Deep‐learning‐based Polygenic Dementia Risk for Alzheimer’s Disease

• Published in: Alzheimer's & dementia Vol. 20; no. S7
• Main Authors: Li, Linke, Gurcan, Metin Nafi, Luo, Sheng, Ma, Da
• Format: Journal Article
• Language: English
• Published: Hoboken John Wiley and Sons Inc 01.12.2024
• Subjects: Public Health
• ISSN: 1552-5260; 1552-5279
• DOI: 10.1002/alz.089059

Background Alzheimer’s Disease (AD) is a common form of dementia among the elderly with a large percentage of estimated heritability. Conventional polygenic risk analysis only accounts for the linearly combined genomic effects of single nucleotide polymorphisms (SNPs). On the other hand, a deep‐learning‐based approach is able to uncover nonlinearly associated effects from data with high‐dimensional features such as genomics. This study aims to derive deep‐learning‐based polygenic risk analysis for AD through deep‐learning‐based classification analysis. Methods 793 patients’ genetic data were extracted from the Alzheimer’s Disease Neuroimaging Initiative (ADNI) GO/2 cohorts genetic database, with sex, age, and dementia diagnosis data extracted from ADNI clinical data. After quality control, 760 patients remained in the study and their SNP data was then imputed. Genome‐wide association study (GWAS) was conducted to determine the chromosome for study.

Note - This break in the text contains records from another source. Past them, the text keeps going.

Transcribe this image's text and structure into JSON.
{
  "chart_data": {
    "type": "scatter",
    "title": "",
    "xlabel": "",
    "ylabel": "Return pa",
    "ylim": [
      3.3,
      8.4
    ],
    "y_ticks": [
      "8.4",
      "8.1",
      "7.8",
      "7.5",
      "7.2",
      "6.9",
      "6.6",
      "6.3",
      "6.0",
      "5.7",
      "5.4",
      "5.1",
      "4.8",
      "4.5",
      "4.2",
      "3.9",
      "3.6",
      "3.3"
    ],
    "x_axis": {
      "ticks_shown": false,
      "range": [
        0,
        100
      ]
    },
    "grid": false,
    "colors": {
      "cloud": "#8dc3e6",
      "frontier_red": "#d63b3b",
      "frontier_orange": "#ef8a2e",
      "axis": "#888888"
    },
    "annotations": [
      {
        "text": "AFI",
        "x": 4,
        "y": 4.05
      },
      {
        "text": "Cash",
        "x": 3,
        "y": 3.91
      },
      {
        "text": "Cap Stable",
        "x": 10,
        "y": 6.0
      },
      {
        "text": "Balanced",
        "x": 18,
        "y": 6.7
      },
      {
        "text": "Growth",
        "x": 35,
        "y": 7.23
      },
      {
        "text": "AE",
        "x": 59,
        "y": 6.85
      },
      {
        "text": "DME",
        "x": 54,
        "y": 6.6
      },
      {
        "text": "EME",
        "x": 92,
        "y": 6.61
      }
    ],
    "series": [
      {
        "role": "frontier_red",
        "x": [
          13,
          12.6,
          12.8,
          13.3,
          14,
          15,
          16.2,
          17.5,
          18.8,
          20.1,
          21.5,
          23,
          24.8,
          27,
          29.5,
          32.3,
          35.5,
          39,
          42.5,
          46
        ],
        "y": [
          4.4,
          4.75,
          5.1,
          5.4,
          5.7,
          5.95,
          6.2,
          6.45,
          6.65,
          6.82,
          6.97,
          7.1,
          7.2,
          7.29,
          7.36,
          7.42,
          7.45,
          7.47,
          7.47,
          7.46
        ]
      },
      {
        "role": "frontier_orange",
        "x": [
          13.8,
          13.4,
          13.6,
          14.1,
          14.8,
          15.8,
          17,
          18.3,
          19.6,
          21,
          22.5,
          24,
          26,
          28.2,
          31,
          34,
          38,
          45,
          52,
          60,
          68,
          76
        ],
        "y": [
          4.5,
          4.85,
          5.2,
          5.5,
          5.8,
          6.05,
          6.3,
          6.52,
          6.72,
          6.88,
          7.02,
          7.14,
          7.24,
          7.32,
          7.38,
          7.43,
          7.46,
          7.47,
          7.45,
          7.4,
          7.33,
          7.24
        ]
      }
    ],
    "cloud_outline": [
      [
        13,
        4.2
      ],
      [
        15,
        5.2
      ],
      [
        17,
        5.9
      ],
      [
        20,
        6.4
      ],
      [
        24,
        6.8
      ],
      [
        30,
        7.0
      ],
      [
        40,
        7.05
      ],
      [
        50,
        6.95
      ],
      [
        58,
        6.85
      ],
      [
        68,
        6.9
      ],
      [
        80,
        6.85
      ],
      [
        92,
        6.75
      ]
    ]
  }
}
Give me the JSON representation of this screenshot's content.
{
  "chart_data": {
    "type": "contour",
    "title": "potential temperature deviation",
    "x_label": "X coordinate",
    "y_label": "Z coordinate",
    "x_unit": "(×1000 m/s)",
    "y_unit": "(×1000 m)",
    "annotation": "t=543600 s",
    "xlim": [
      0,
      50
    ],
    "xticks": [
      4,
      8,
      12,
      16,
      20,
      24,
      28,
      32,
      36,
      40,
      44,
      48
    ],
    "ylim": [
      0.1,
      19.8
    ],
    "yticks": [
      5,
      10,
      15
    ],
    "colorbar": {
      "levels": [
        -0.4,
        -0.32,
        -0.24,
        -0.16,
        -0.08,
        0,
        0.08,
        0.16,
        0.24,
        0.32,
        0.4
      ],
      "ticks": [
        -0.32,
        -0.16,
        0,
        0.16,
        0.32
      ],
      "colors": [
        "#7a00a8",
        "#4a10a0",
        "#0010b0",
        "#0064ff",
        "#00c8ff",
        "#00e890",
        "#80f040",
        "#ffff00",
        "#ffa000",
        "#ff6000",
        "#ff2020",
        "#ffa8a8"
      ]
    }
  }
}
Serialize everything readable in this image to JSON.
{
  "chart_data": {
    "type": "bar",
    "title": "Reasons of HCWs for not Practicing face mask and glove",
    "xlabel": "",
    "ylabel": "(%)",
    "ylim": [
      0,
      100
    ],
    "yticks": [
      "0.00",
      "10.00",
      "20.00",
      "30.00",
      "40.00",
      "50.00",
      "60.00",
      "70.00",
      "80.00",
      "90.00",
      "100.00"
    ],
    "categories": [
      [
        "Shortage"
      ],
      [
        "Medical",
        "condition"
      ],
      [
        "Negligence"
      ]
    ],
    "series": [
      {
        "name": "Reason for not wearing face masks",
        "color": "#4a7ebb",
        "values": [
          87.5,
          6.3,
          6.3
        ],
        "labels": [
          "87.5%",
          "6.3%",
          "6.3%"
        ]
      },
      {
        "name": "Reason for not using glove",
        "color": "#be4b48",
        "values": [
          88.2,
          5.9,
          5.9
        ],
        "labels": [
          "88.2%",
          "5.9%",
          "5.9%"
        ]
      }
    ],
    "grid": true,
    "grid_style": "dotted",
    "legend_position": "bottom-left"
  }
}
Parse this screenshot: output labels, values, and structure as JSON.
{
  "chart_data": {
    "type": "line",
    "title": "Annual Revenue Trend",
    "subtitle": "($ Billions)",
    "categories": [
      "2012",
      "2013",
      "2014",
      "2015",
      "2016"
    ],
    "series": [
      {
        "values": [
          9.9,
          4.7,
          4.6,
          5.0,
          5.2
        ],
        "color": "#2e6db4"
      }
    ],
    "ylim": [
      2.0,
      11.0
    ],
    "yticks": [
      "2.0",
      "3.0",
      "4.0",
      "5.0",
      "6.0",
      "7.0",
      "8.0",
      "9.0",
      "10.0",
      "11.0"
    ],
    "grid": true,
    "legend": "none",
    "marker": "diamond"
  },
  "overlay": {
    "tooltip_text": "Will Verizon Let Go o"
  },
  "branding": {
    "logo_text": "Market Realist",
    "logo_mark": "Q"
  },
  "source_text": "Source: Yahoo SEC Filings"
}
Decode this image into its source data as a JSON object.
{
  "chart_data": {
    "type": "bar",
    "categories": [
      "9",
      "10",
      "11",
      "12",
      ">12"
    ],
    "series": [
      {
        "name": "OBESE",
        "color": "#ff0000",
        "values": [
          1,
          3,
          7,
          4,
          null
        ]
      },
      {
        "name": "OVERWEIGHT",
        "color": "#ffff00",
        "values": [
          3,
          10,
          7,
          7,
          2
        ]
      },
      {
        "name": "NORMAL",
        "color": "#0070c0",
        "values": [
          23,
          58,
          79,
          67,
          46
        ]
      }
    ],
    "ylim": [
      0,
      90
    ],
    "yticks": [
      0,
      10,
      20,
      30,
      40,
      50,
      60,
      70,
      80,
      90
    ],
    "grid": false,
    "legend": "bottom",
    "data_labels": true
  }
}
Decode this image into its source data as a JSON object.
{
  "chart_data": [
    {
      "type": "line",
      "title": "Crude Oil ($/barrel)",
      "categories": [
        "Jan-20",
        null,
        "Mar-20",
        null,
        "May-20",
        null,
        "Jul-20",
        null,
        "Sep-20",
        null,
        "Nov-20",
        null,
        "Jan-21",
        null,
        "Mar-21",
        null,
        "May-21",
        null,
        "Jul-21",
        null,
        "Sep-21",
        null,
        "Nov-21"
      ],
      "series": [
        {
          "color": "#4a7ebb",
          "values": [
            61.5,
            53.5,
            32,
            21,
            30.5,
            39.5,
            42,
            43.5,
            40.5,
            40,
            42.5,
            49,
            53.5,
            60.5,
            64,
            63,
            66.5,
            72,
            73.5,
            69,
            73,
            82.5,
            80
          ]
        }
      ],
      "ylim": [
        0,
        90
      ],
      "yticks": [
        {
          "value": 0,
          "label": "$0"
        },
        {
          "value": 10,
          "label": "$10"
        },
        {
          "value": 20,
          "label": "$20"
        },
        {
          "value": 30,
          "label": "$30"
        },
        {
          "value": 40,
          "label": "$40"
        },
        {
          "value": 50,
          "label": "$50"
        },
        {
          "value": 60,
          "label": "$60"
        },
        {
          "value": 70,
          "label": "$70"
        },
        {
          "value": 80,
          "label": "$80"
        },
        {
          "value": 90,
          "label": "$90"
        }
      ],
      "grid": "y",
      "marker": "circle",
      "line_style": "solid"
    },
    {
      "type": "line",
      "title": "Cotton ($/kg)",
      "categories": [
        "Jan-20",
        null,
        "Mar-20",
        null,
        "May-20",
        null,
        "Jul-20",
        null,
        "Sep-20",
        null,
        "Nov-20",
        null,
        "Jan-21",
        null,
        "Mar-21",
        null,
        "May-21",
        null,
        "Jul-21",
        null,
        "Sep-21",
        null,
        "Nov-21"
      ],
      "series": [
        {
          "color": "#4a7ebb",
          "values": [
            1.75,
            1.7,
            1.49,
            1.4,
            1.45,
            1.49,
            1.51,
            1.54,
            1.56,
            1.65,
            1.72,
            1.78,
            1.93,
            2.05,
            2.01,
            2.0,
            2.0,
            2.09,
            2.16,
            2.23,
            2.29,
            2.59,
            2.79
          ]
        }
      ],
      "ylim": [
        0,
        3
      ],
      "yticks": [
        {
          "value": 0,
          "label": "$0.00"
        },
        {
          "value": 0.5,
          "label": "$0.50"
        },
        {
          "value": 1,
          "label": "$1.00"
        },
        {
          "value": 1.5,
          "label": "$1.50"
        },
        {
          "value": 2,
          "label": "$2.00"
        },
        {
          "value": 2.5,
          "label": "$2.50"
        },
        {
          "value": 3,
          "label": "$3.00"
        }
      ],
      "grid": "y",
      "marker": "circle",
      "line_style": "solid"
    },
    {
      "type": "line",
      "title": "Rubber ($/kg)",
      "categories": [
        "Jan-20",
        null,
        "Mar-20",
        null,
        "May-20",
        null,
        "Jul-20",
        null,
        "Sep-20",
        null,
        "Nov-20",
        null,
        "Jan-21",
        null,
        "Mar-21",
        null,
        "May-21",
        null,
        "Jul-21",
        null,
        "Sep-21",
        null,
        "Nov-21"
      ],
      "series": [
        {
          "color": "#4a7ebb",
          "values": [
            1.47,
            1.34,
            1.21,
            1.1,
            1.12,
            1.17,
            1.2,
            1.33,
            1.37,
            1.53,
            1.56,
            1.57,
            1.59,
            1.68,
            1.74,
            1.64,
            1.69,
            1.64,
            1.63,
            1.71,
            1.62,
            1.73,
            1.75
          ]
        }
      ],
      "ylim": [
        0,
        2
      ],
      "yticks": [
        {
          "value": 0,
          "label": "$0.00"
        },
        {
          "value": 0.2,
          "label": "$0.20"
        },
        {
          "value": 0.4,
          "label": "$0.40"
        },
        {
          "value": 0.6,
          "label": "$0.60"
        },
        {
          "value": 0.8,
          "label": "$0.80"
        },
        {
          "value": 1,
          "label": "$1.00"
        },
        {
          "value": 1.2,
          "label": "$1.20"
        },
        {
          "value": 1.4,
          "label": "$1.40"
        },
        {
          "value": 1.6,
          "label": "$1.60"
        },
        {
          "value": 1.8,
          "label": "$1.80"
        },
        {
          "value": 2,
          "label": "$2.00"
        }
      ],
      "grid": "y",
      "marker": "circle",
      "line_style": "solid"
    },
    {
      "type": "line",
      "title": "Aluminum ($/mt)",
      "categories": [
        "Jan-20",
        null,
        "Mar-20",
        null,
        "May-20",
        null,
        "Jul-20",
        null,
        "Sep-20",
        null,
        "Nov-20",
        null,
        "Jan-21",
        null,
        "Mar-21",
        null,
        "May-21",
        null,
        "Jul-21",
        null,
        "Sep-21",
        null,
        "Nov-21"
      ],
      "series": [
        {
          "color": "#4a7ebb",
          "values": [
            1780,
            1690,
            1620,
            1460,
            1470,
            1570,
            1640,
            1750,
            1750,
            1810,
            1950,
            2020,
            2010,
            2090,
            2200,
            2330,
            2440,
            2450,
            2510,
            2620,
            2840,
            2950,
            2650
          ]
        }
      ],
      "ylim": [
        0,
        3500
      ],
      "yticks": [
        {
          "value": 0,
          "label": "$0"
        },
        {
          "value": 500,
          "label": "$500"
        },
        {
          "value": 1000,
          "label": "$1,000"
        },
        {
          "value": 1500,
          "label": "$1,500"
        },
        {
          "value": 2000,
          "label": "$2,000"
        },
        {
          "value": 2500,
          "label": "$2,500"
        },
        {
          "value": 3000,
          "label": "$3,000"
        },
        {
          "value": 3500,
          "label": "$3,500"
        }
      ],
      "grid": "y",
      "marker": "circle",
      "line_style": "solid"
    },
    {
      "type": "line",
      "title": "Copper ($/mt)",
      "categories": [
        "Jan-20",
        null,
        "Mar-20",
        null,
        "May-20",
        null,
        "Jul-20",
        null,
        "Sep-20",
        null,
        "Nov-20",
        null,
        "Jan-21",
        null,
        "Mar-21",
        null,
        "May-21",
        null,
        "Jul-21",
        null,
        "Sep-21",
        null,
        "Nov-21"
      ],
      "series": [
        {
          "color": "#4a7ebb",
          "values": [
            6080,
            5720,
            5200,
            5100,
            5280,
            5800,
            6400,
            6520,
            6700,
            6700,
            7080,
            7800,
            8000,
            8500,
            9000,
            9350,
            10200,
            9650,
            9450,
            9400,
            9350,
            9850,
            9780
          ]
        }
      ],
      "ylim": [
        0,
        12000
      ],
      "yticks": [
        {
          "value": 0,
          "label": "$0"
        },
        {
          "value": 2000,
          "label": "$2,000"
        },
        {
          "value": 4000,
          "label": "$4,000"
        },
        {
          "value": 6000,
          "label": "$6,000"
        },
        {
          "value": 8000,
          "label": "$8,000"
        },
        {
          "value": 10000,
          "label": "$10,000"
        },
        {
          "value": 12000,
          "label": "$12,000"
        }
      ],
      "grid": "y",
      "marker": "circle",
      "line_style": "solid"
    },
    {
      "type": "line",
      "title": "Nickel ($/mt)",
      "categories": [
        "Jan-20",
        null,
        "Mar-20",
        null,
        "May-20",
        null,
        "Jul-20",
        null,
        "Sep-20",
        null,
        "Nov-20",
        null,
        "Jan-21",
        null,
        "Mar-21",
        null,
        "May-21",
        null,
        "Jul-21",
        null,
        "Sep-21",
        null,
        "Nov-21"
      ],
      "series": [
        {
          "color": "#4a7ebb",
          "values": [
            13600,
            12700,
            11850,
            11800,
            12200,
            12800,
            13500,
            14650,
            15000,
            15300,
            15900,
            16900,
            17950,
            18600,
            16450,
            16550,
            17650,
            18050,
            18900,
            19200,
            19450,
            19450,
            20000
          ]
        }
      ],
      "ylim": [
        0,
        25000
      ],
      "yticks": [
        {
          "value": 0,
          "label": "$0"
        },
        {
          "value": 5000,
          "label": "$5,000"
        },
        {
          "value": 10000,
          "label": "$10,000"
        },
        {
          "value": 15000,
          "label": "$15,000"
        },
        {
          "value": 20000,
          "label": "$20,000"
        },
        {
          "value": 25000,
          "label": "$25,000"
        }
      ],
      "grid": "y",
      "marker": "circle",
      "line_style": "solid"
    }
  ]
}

One‐dimensional convolutional neural networks (1D‐CNN) were trained to discern phenotype‐associated SNPs for developing disease classification models. Subjects were classified into either cognitively normal & mild cognitive impaired (N = 542), or diagnosed with AD (N = 212) during the study period. The categorical information of SNPs (0, 1, or 2 alleles) on chromosome 19, containing APOE genes, was used as the input features for 1D‐CNN‐based disease case classifier model, with a 75/25 train/test split to evaluate. The weighted cross‐entropy function was used for the imbalanced AD and non‐AD cases in the samples. Results GWAS results showed strongest AD association for chromosome 19, which was selected for CNN dementia classification model training, while potential associated SNPs were also revealed on chromosome 1 (Figure 1). The model achieved area‐under‐the‐curve (AUC‐ROC) of 0.60. The sensitivity and specificity are 39.06% and 77.78%, respectively, and the balanced accuracy is 58.42%. Figure 2 shows the corresponding confusion matrix. Conclusion The GWAS results reinforce the APOE region’s established association with AD. The 1D‐CNN’s model tended to misclassify diseased individuals, potentially due to the fact of including MCI patients with a potential risk of AD in the control group. Future work will include refining the model hyperparameter as well as collecting a more disease‐balanced dataset.